À 23 ans, il a inventé un outil pour détruire Amazon, conçu le premier site pour lutter contre le sexisme ordinaire et a même fait d’Eva Joly une politique pop. De petites actions qui, mises bout à bout, tissent l’étoffe d’un bidouilleur brillant dont la tête contient une grande idée d’avenir. Rencontre avec un designer qui a décidé de reconstruire la politique. Et la société avec. 
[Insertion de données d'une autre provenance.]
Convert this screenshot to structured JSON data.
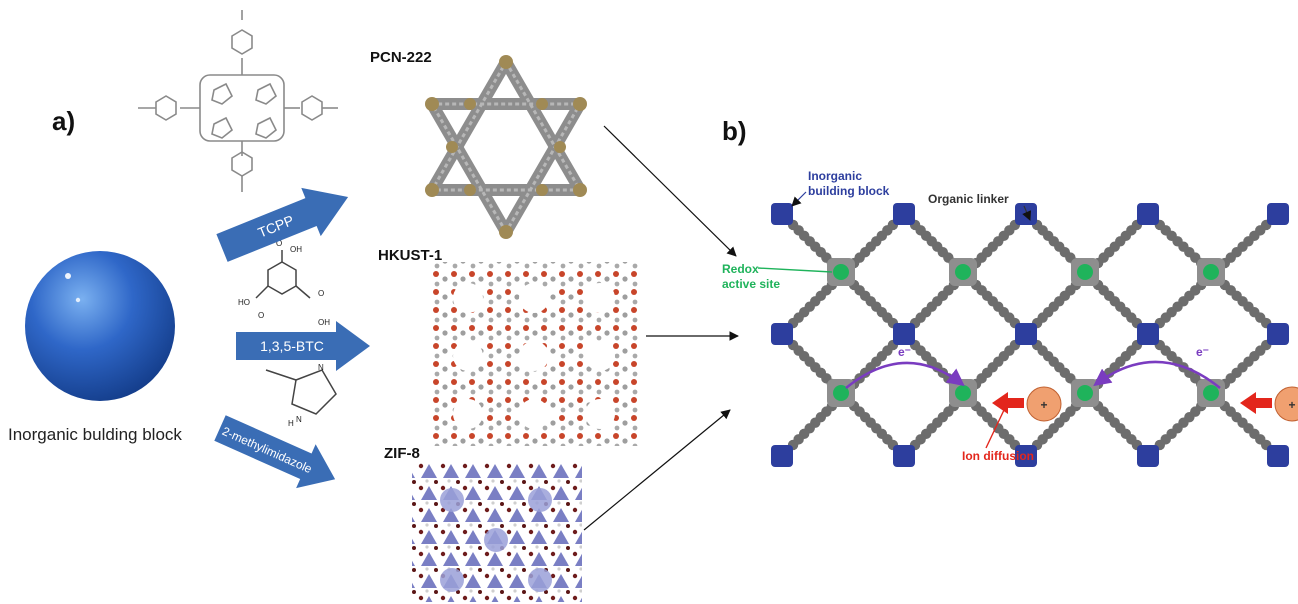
{
  "panel_a": {
    "label": "a)",
    "sphere_caption": "Inorganic bulding block",
    "linkers": [
      {
        "arrow_label": "TCPP",
        "mof": "PCN-222"
      },
      {
        "arrow_label": "1,3,5-BTC",
        "mof": "HKUST-1"
      },
      {
        "arrow_label": "2-methylimidazole",
        "mof": "ZIF-8"
      }
    ],
    "btc_atoms": {
      "top": "OH",
      "left": "HO",
      "right": "OH",
      "o": "O"
    },
    "imid_atoms": {
      "n1": "N",
      "n2": "N",
      "h": "H"
    }
  },
  "panel_b": {
    "label": "b)",
    "inorganic_label_1": "Inorganic",
    "inorganic_label_2": "building block",
    "organic_label": "Organic linker",
    "redox_label_1": "Redox",
    "redox_label_2": "active site",
    "ion_label": "Ion diffusion",
    "electron_label": "e⁻",
    "ion_symbol": "+"
  },
  "colors": {
    "arrow_blue": "#3a6db5",
    "node_blue": "#2d3e9e",
    "linker_gray": "#6d6d6d",
    "redox_green": "#1fb35b",
    "ion_orange": "#f0a070",
    "ion_red": "#e3261c",
    "electron_purple": "#7a3cc0",
    "hkust_red": "#c8452a",
    "zif_purple": "#6b6fb8"
  }
}
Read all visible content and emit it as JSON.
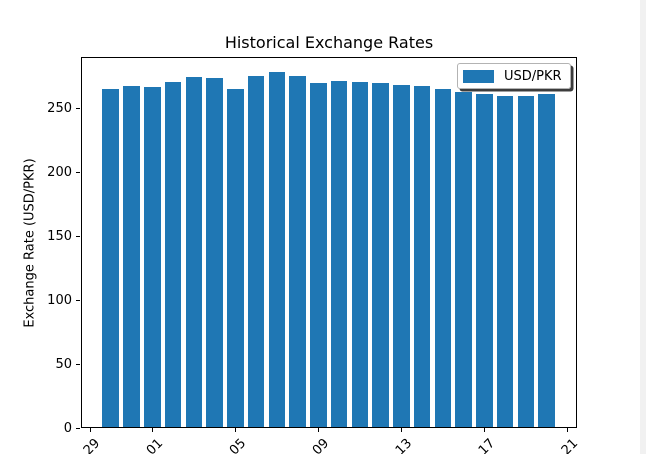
{
  "window": {
    "background_color": "#ffffff",
    "right_strip_color": "#f1f1f1"
  },
  "chart_data": {
    "type": "bar",
    "title": "Historical Exchange Rates",
    "xlabel": "",
    "ylabel": "Exchange Rate (USD/PKR)",
    "legend": {
      "label": "USD/PKR",
      "position": "upper right",
      "shadow": true
    },
    "bar_color": "#1f77b4",
    "axis_color": "#000000",
    "grid": false,
    "ylim": [
      0,
      290.5
    ],
    "yticks": [
      0,
      50,
      100,
      150,
      200,
      250
    ],
    "n_positions": 24,
    "xticks": [
      {
        "pos": 0,
        "label": "29"
      },
      {
        "pos": 3,
        "label": "01"
      },
      {
        "pos": 7,
        "label": "05"
      },
      {
        "pos": 11,
        "label": "09"
      },
      {
        "pos": 15,
        "label": "13"
      },
      {
        "pos": 19,
        "label": "17"
      },
      {
        "pos": 23,
        "label": "21"
      }
    ],
    "xtick_rotation_deg": 45,
    "values": [
      null,
      265.1,
      267.5,
      267.0,
      271.2,
      274.8,
      274.1,
      265.4,
      275.6,
      278.4,
      275.3,
      269.9,
      271.4,
      270.6,
      269.9,
      268.8,
      267.8,
      265.4,
      263.1,
      261.2,
      259.7,
      259.9,
      261.8,
      null
    ]
  }
}
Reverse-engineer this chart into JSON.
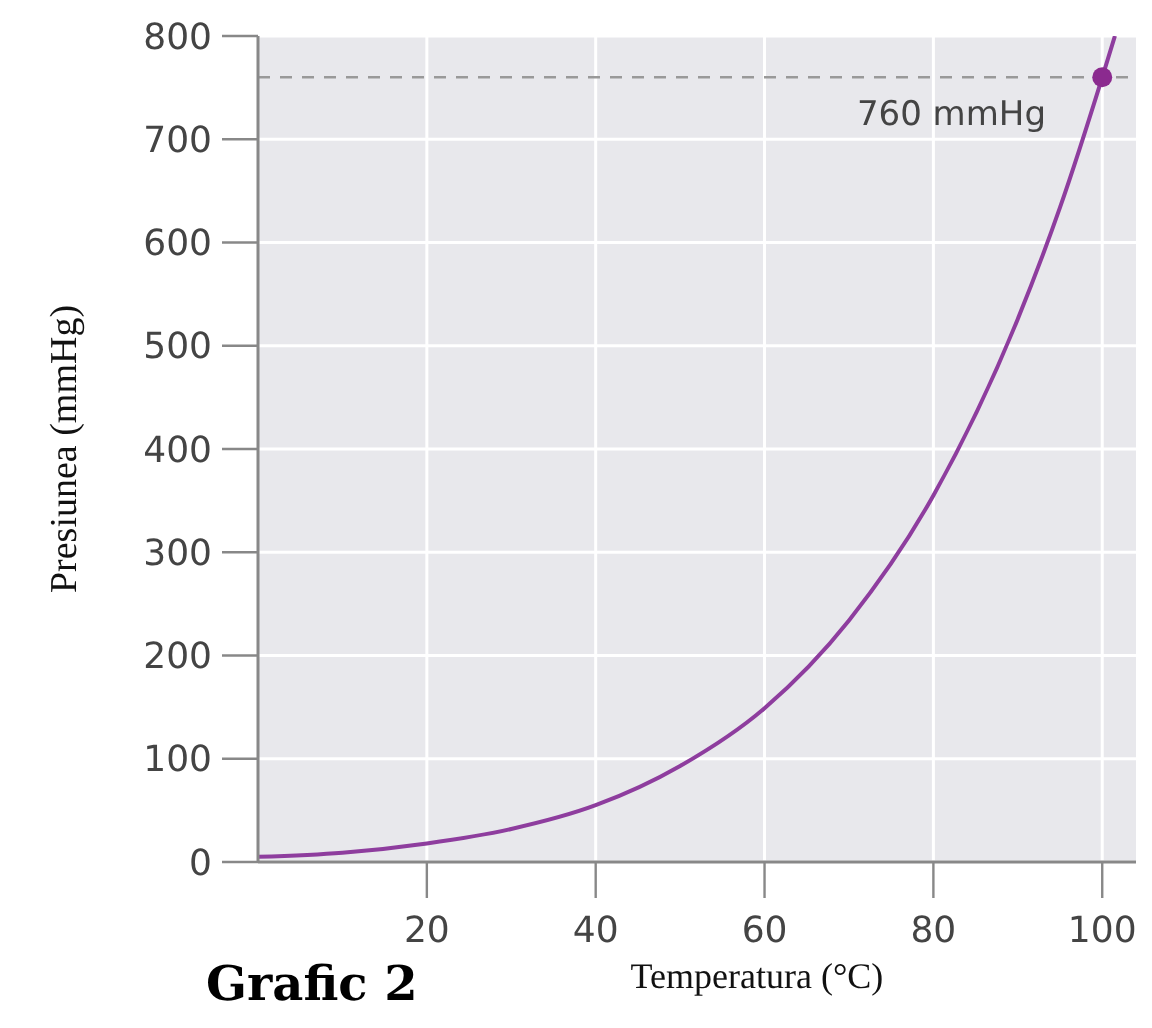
{
  "chart_data": {
    "type": "line",
    "xlabel": "Temperatura (°C)",
    "ylabel": "Presiunea (mmHg)",
    "xlim": [
      0,
      104
    ],
    "ylim": [
      0,
      800
    ],
    "xticks": [
      20,
      40,
      60,
      80,
      100
    ],
    "yticks": [
      0,
      100,
      200,
      300,
      400,
      500,
      600,
      700,
      800
    ],
    "grid": true,
    "series": [
      {
        "color": "#8e3d9e",
        "marker": "none",
        "x": [
          0,
          10,
          20,
          30,
          40,
          50,
          60,
          70,
          80,
          90,
          95,
          100,
          101.5
        ],
        "values": [
          5,
          9,
          18,
          32,
          55,
          93,
          149,
          234,
          355,
          526,
          634,
          760,
          800
        ]
      },
      {
        "type": "scatter",
        "color": "#8b2a8f",
        "marker": "circle",
        "x": [
          100
        ],
        "values": [
          760
        ]
      }
    ],
    "ref_lines": [
      {
        "axis": "y",
        "value": 760,
        "label": "760 mmHg",
        "color": "#999999",
        "line_style": "dashed"
      }
    ],
    "annotations": [
      "Grafic 2"
    ]
  }
}
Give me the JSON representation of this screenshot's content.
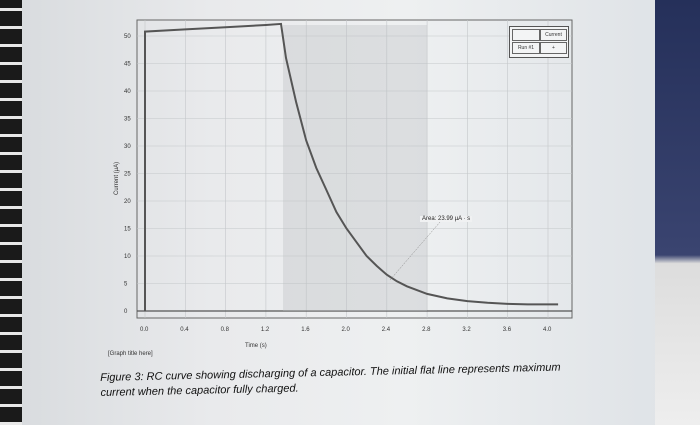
{
  "chart_data": {
    "type": "line",
    "title": "[Graph title here]",
    "xlabel": "Time (s)",
    "ylabel": "Current (µA)",
    "xlim": [
      -0.05,
      4.15
    ],
    "ylim": [
      -1,
      53
    ],
    "xticks": [
      "0.0",
      "0.4",
      "0.8",
      "1.2",
      "1.6",
      "2.0",
      "2.4",
      "2.8",
      "3.2",
      "3.6",
      "4.0"
    ],
    "yticks": [
      "0",
      "5",
      "10",
      "15",
      "20",
      "25",
      "30",
      "35",
      "40",
      "45",
      "50"
    ],
    "grid": true,
    "series": [
      {
        "name": "Current",
        "x": [
          0.0,
          0.0,
          0.4,
          0.8,
          1.2,
          1.35,
          1.4,
          1.5,
          1.6,
          1.7,
          1.8,
          1.9,
          2.0,
          2.1,
          2.2,
          2.3,
          2.4,
          2.5,
          2.6,
          2.8,
          3.0,
          3.2,
          3.4,
          3.6,
          3.8,
          4.1
        ],
        "y": [
          0,
          50.8,
          51.2,
          51.6,
          52.0,
          52.2,
          46,
          38,
          31,
          26,
          22,
          18,
          15,
          12.5,
          10,
          8.2,
          6.6,
          5.4,
          4.5,
          3.1,
          2.3,
          1.8,
          1.5,
          1.3,
          1.2,
          1.2
        ]
      }
    ],
    "legend": {
      "position": "top-right",
      "header": "Current",
      "run": "Run #1",
      "symbol": "+"
    },
    "annotation": "Area: 23.99 µA · s"
  },
  "caption": "Figure 3: RC curve showing discharging of a capacitor. The initial flat line represents maximum current when the capacitor fully charged.",
  "colors": {
    "line": "#555555",
    "grid": "#c4c7ca",
    "shade": "#b9bcc0"
  }
}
Certains parleraient d’audace, beaucoup prendraient ça comme de l’indélicatesse. Quand il reçoit, Elliot Lepers s’assoit le nez dans son téléphone, puis s’excuse. Revient 5 minutes plus tard puis s’excuse encore. Revient 20 minutes plus tard puis commence par faire la leçon, fouillée, sur l’histoire du design.

Design qui ne trompe pas

Une attitude qui traduit une certaine confiance. En quelques années, Elliot Lepers a animé l’une des premières émissions consacrées à l’activité créative Web sur Canal +, dirigé la campagne digitale des Verts, développé un outil qui permet de lutter contre l’omniprésence d’Amazon (Amazon Killer) ou conçu l’un des premiers sites qui s’attaque au sexisme ordinaire (Macholand). Du haut de ses 23 ans, le Parisien tient un CV qui frise l’insolence. Dans les médias, il apparaît souvent comme « le jeune génie du Web » - terme qui l’insupporte un maximum mais qui a le mérite de recouvrir une vérité : Elliot a choisi l’outil numérique pour s’exprimer. Sur son site et ses différentes pages Twitter, Medium, celui qu’on a vu défendre des causes féministes, écolos ou culturelles se définit comme un « designer de politique ». C’est d’ailleurs là que le cours commence, où plutôt dans l’Allemagne de 1910, quand le mouvement du Bauhaus décide de rationnaliser le rapport au design, pour s’interroger sur le fondement des choses.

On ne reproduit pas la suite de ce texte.